24 January 2021
San Jose-based Lumentum Holdings Inc (which designs and makes photonics products for optical networks and lasers for industrial and consumer markets) has announced the expiration of the waiting period under the Hart–Scott–Rodino Antitrust Improvements Act of 1976 (HSR Act) with respect to its pending acquisition of NeoPhotonics Corp – a vertically integrated designer and manufacturer of silicon photonics and hybrid photonic integrated circuit (PIC)-based lasers, modules and subsystems for high-speed communications.
Expiration of the waiting period under the HSR Act satisfies one of the conditions to completion of the transaction contemplated by the agreement and plan of merger, announced on 3 November.
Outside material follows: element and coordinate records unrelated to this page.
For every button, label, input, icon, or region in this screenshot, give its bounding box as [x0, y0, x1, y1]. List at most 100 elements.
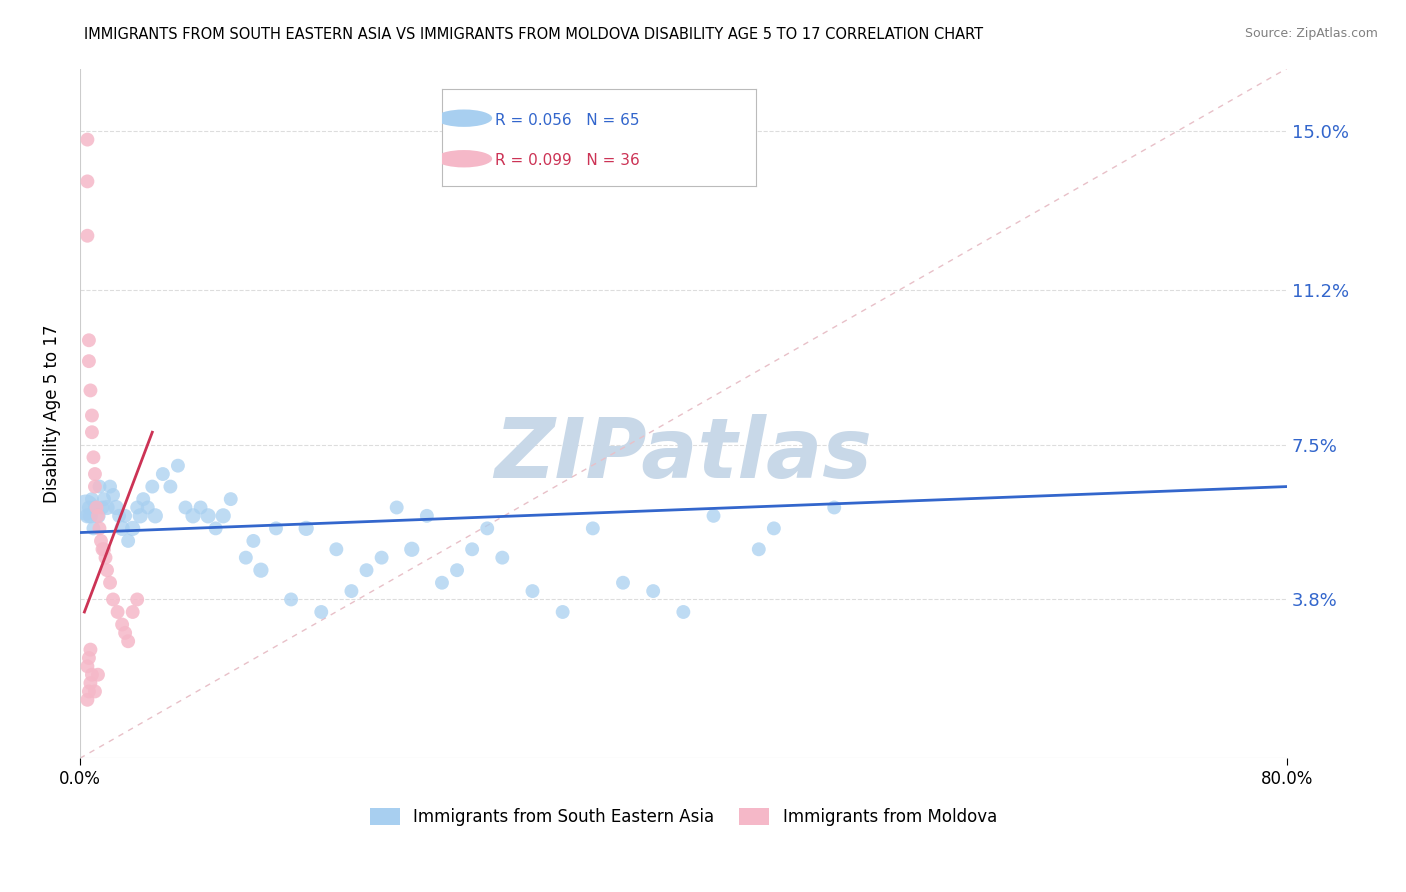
Point — [89, 479, 111, 493]
Point — [76, 174, 98, 188]
Point — [167, 458, 190, 473]
Point — [77, 354, 100, 368]
Point — [111, 521, 134, 535]
Point — [101, 488, 124, 502]
Point — [522, 584, 544, 599]
Point — [477, 521, 499, 535]
Point — [748, 542, 770, 557]
Text: IMMIGRANTS FROM SOUTH EASTERN ASIA VS IMMIGRANTS FROM MOLDOVA DISABILITY AGE 5 T: IMMIGRANTS FROM SOUTH EASTERN ASIA VS IM… — [84, 27, 983, 42]
Point — [96, 500, 118, 515]
Point — [430, 575, 453, 590]
Point — [446, 563, 468, 577]
Point — [141, 479, 163, 493]
Point — [127, 500, 149, 515]
Point — [79, 642, 101, 657]
Point — [77, 651, 100, 665]
Point — [551, 605, 574, 619]
Legend: Immigrants from South Eastern Asia, Immigrants from Moldova: Immigrants from South Eastern Asia, Immi… — [363, 801, 1004, 833]
Point — [98, 479, 121, 493]
Point — [385, 500, 408, 515]
Point — [219, 492, 242, 507]
Point — [77, 500, 100, 515]
Point — [76, 508, 98, 523]
Point — [76, 228, 98, 243]
Point — [401, 542, 423, 557]
Point — [94, 550, 117, 565]
Point — [143, 508, 166, 523]
Point — [702, 508, 724, 523]
Point — [129, 508, 152, 523]
Point — [235, 550, 257, 565]
Point — [89, 521, 111, 535]
Point — [121, 521, 143, 535]
Point — [111, 617, 134, 632]
Point — [643, 584, 665, 599]
Point — [84, 479, 107, 493]
Point — [152, 467, 174, 481]
Point — [76, 693, 98, 707]
Point — [79, 384, 101, 398]
Point — [80, 492, 103, 507]
Point — [82, 521, 104, 535]
Point — [416, 508, 439, 523]
Point — [114, 508, 136, 523]
Point — [461, 542, 484, 557]
Point — [280, 592, 302, 607]
Point — [105, 500, 128, 515]
Point — [80, 409, 103, 423]
Point — [264, 521, 287, 535]
Point — [174, 500, 197, 515]
Point — [181, 508, 204, 523]
Text: Source: ZipAtlas.com: Source: ZipAtlas.com — [1244, 27, 1378, 40]
Point — [90, 533, 112, 548]
Text: ZIPatlas: ZIPatlas — [495, 414, 872, 495]
Point — [242, 533, 264, 548]
Point — [250, 563, 273, 577]
Y-axis label: Disability Age 5 to 17: Disability Age 5 to 17 — [44, 324, 60, 503]
Point — [87, 508, 110, 523]
Point — [77, 333, 100, 347]
Point — [197, 508, 219, 523]
Point — [79, 676, 101, 690]
Point — [93, 492, 115, 507]
Point — [76, 659, 98, 673]
Point — [136, 500, 159, 515]
Point — [132, 492, 155, 507]
Point — [77, 684, 100, 698]
Point — [80, 667, 103, 681]
Point — [121, 605, 143, 619]
Point — [762, 521, 785, 535]
Point — [356, 563, 378, 577]
Point — [295, 521, 318, 535]
Point — [80, 425, 103, 440]
Point — [79, 508, 101, 523]
Point — [325, 542, 347, 557]
Point — [114, 626, 136, 640]
Point — [672, 605, 695, 619]
Point — [127, 592, 149, 607]
Point — [340, 584, 363, 599]
Point — [117, 634, 139, 648]
Point — [84, 684, 107, 698]
Point — [87, 508, 110, 523]
Point — [96, 563, 118, 577]
Point — [204, 521, 226, 535]
Point — [582, 521, 605, 535]
Point — [82, 450, 104, 465]
Point — [84, 500, 107, 515]
Point — [370, 550, 392, 565]
Point — [612, 575, 634, 590]
Point — [84, 467, 107, 481]
Point — [159, 479, 181, 493]
Point — [91, 542, 114, 557]
Point — [93, 542, 115, 557]
Point — [107, 605, 129, 619]
Point — [190, 500, 212, 515]
Point — [101, 592, 124, 607]
Point — [87, 667, 110, 681]
Point — [309, 605, 332, 619]
Point — [91, 500, 114, 515]
Point — [76, 132, 98, 146]
Point — [491, 550, 513, 565]
Point — [98, 575, 121, 590]
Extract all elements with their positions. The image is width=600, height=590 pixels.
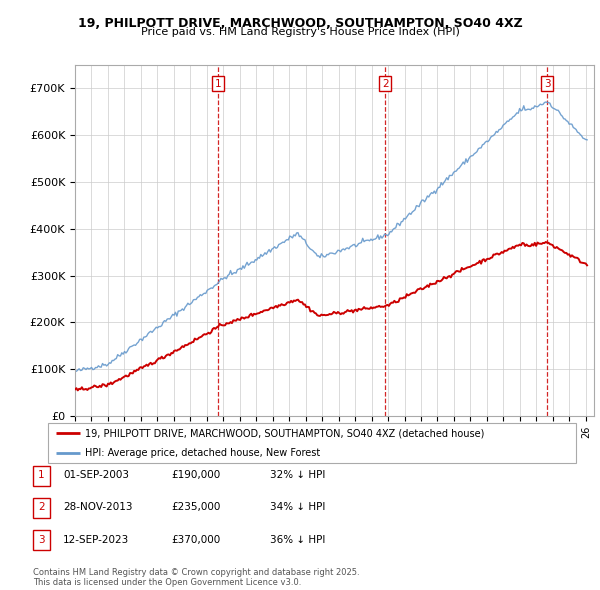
Text: 19, PHILPOTT DRIVE, MARCHWOOD, SOUTHAMPTON, SO40 4XZ (detached house): 19, PHILPOTT DRIVE, MARCHWOOD, SOUTHAMPT…: [85, 428, 484, 438]
Text: 34% ↓ HPI: 34% ↓ HPI: [270, 503, 325, 512]
Text: HPI: Average price, detached house, New Forest: HPI: Average price, detached house, New …: [85, 448, 320, 458]
Text: 19, PHILPOTT DRIVE, MARCHWOOD, SOUTHAMPTON, SO40 4XZ: 19, PHILPOTT DRIVE, MARCHWOOD, SOUTHAMPT…: [77, 17, 523, 30]
Text: 2: 2: [382, 78, 389, 88]
Text: 2: 2: [38, 503, 45, 512]
Text: 12-SEP-2023: 12-SEP-2023: [63, 535, 129, 545]
Text: Price paid vs. HM Land Registry's House Price Index (HPI): Price paid vs. HM Land Registry's House …: [140, 27, 460, 37]
Text: £235,000: £235,000: [171, 503, 220, 512]
Text: 36% ↓ HPI: 36% ↓ HPI: [270, 535, 325, 545]
Text: 1: 1: [38, 470, 45, 480]
Text: 3: 3: [544, 78, 551, 88]
Text: £190,000: £190,000: [171, 470, 220, 480]
Text: £370,000: £370,000: [171, 535, 220, 545]
FancyBboxPatch shape: [48, 423, 576, 463]
Text: 3: 3: [38, 535, 45, 545]
Text: 32% ↓ HPI: 32% ↓ HPI: [270, 470, 325, 480]
Text: 01-SEP-2003: 01-SEP-2003: [63, 470, 129, 480]
Text: 28-NOV-2013: 28-NOV-2013: [63, 503, 133, 512]
Text: 1: 1: [214, 78, 221, 88]
Text: Contains HM Land Registry data © Crown copyright and database right 2025.
This d: Contains HM Land Registry data © Crown c…: [33, 568, 359, 587]
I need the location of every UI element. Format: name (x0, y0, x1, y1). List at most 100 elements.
Lumentum agreed to acquire NeoPhotonics for $16 per share in cash (a total equity value of about $918m). It intends to finance the transaction through cash from the combined company’s balance sheet. Lumentum will also provide up to $50m in term loans to NeoPhotonics to fund anticipated growth, which may require increased working capital and manufacturing capacity.
The transaction has been unanimously approved by the boards of directors of both companies. Consummation remains subject to other customary closing conditions set forth in the merger agreement, including approval of NeoPhotonics’ stockholders and approval from the State Administration for Market Regulation (SAMR) of the People’s Republic of China. The transaction is expected to close in second-half 2022.
Lumentum reckons that the complementary combination of the two firms accelerates its exposure to and penetration of some of the fastest-growing areas of the more than $10bn market for optical components used in cloud and telecom network infrastructure. “The integrated company will be better positioned to serve the needs of a global customer base that is increasingly utilizing photonics to accelerate the shift to digital and virtual approaches to work and life, the proliferation of IoT, 5G and next-generation mobile networks, and the transition to advanced cloud computing architectures,” says Lumentum. “The combination creates a stronger partner for customers, with the ability and intent to invest strongly in innovation and manufacturing capacity,” it adds.
Lumentum reckons that there are significant efficiency gains to be made through the acquisition, derived from increased scale, reducing redundancies and leveraging the best capabilities in the combination. The combined firm is expected to generate more than $50m in annual run-rate synergies within 24 months of the finalizing the acquisition. The transaction is expected to be immediately accretive to combined non-GAAP earnings per share upon closing. The combined company is expected to have a solid balance sheet and strong operating cash flows, creating substantial financial flexibility to pursue continued growth initiatives.